Asya ve Avrupa’nın güneydoğusu olarak tasvir ettiğimiz Akdeniz kıyılarında sıkça tüketilen lezzetlerden biri olan kalamar, bir yandan da denizlerin en ilginç canlılarından. Yumuşakçalar sınıfına dahil olan kalamar, kafadanbacaklılar ailesinden geliyor. Bu ailede tıpkı kendisi gibi oldukça popüler deniz ürünleri olan sübye ve ahtapot da bulunuyor. Kalamar, bazen sübye ile karıştırılıyor olsa da deniz ürünleri ile yakından ilgilenenler kalamarı kolaylıkla ayırt edebiliyor.
Doğada toplamda yaklaşık 300 civarında kalamar türü bulunuyor. Ülkemizde ise sıklıkla “Avrupa kalamarı” olarak tanımlanan türe rastlıyoruz ve bu türden kalamarları sofralarımıza konuk ediyoruz.
Kalamar, temizlenmesi biraz zahmetli bir deniz ürünü olsa da temizlendikten sonra kolayca işlenebiliyor. Tabii ki kalamar pişirmenin çeşitli teknikleri ve püf noktaları var. Herkes bu işlemler ile uğraşmak istemediği için kalamar daha çok restoranlarda yenen ve genellikle ara sıcak olarak servis edilen bir lezzet olarak tanınıyor. Kalamar bizim kültürümüzde daha çok çıtır halka kızartma, dolma ve ızgara şeklinde tüketiliyor olsa da dünyanın çeşitli bölgelerinde farklı teknikler ile işlenerek tüketiliyor. Özellikle Asya’da küçük (baby) kalamarlar çiğ olarak da tüketilebiliyor.

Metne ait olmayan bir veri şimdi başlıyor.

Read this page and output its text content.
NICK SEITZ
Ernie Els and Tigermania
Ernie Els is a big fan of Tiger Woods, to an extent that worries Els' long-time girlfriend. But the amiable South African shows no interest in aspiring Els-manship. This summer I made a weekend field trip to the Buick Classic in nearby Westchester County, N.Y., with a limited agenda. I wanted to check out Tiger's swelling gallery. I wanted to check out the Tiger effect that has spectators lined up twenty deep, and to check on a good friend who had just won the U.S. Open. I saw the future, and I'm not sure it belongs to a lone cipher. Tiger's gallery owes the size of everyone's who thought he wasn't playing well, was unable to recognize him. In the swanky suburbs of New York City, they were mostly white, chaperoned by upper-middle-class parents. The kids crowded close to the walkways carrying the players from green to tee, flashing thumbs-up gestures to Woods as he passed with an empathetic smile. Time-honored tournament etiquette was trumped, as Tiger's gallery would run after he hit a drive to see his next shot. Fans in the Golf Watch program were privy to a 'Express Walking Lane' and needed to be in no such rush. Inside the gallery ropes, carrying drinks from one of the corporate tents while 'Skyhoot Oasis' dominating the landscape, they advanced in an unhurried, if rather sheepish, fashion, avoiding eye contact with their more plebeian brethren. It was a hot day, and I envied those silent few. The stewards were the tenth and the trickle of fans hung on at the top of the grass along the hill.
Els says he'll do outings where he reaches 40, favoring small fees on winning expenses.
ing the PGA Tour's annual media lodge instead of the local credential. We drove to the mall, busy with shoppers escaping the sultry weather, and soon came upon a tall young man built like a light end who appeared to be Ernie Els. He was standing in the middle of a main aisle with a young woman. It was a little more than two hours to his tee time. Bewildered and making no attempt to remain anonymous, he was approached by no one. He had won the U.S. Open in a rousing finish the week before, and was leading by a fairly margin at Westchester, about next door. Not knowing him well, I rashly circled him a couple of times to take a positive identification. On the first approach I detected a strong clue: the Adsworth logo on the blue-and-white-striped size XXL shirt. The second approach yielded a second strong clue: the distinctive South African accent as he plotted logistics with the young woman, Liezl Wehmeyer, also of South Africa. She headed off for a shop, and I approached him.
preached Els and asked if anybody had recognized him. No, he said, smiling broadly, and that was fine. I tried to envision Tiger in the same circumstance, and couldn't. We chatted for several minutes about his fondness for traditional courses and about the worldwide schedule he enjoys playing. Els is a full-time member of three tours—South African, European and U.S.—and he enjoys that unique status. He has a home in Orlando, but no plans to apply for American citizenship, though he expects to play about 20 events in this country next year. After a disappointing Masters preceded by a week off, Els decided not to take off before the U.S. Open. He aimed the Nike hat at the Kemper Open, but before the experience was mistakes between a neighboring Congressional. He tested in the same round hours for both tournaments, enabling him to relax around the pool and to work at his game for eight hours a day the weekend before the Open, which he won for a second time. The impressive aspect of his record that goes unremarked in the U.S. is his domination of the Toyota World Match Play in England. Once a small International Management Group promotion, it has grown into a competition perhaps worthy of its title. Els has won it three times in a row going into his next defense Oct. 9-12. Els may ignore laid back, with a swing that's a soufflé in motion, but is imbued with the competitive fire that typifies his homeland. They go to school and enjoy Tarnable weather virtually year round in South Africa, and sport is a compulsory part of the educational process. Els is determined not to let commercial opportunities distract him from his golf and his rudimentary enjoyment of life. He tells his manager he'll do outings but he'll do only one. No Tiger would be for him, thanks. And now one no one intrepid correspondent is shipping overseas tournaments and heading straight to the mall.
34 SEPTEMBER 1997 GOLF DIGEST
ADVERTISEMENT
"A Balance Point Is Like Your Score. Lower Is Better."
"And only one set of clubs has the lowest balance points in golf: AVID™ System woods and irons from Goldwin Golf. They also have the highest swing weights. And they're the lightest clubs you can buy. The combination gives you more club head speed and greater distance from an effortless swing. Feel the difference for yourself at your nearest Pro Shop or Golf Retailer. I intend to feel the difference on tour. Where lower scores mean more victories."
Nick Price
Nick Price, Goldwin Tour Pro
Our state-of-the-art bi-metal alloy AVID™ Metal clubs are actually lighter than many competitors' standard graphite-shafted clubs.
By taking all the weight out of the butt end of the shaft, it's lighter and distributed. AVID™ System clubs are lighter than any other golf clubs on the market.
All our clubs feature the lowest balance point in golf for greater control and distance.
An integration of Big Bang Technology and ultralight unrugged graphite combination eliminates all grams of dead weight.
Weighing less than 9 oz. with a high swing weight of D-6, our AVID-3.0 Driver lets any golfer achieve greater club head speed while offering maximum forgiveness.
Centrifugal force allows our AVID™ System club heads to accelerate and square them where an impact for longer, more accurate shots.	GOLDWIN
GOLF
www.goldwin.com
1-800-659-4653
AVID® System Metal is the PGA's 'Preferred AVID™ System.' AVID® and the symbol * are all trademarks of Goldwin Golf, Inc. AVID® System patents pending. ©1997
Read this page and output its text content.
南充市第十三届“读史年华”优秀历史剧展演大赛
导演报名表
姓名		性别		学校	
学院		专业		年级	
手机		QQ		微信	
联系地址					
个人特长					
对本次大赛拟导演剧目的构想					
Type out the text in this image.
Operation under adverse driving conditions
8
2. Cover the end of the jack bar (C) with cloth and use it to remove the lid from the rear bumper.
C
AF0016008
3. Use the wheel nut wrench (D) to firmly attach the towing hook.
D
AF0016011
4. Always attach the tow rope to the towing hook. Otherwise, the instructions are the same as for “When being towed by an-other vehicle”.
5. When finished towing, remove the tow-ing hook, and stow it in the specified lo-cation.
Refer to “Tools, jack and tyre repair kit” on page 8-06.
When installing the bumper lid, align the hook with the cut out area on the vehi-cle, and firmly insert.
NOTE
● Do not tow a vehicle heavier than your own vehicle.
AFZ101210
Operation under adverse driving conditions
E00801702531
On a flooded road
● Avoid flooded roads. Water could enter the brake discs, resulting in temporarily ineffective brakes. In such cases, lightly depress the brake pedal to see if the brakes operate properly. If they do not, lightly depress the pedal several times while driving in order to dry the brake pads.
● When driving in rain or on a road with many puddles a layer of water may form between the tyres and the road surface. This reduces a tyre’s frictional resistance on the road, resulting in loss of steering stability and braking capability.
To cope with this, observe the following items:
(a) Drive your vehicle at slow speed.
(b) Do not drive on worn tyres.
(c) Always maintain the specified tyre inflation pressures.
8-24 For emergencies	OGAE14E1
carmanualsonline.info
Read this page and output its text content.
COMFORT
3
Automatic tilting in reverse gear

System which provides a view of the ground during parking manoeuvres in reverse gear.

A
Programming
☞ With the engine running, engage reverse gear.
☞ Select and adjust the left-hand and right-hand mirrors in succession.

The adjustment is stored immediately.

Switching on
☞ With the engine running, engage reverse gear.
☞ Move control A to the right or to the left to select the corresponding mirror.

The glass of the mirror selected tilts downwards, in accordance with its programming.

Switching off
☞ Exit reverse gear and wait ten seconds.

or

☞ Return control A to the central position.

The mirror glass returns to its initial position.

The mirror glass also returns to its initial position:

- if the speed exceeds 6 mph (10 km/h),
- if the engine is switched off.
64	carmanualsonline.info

Kalamar, lezzetli bir deniz ürünü olmasının yanında tarihin çok eski dönemlerinden beri efsanelere konu olan ve sembolleştirilen bir canlı olarak da biliniyor. Özellikle, Roma ve Antik Yunan kültüründe farklı kalamar tasvirlerine rastlamak mümkün. Bu tasvirler hem görsel hem de yazılı sanat eserlerinde karşımıza çıkıyor.
Kalamarın sofralarımıza ulaşmasındaki ilk basamak olan denizden çıkarılma hikayesinde avcılık yöntemi ilk sırada yer alıyor. Geleneksel avcılık hala popüler bir yöntem olmasına rağmen son yıllarda kalamar yetiştiriciliği de avcılık kadar yaygın bir yöntem haline geldi.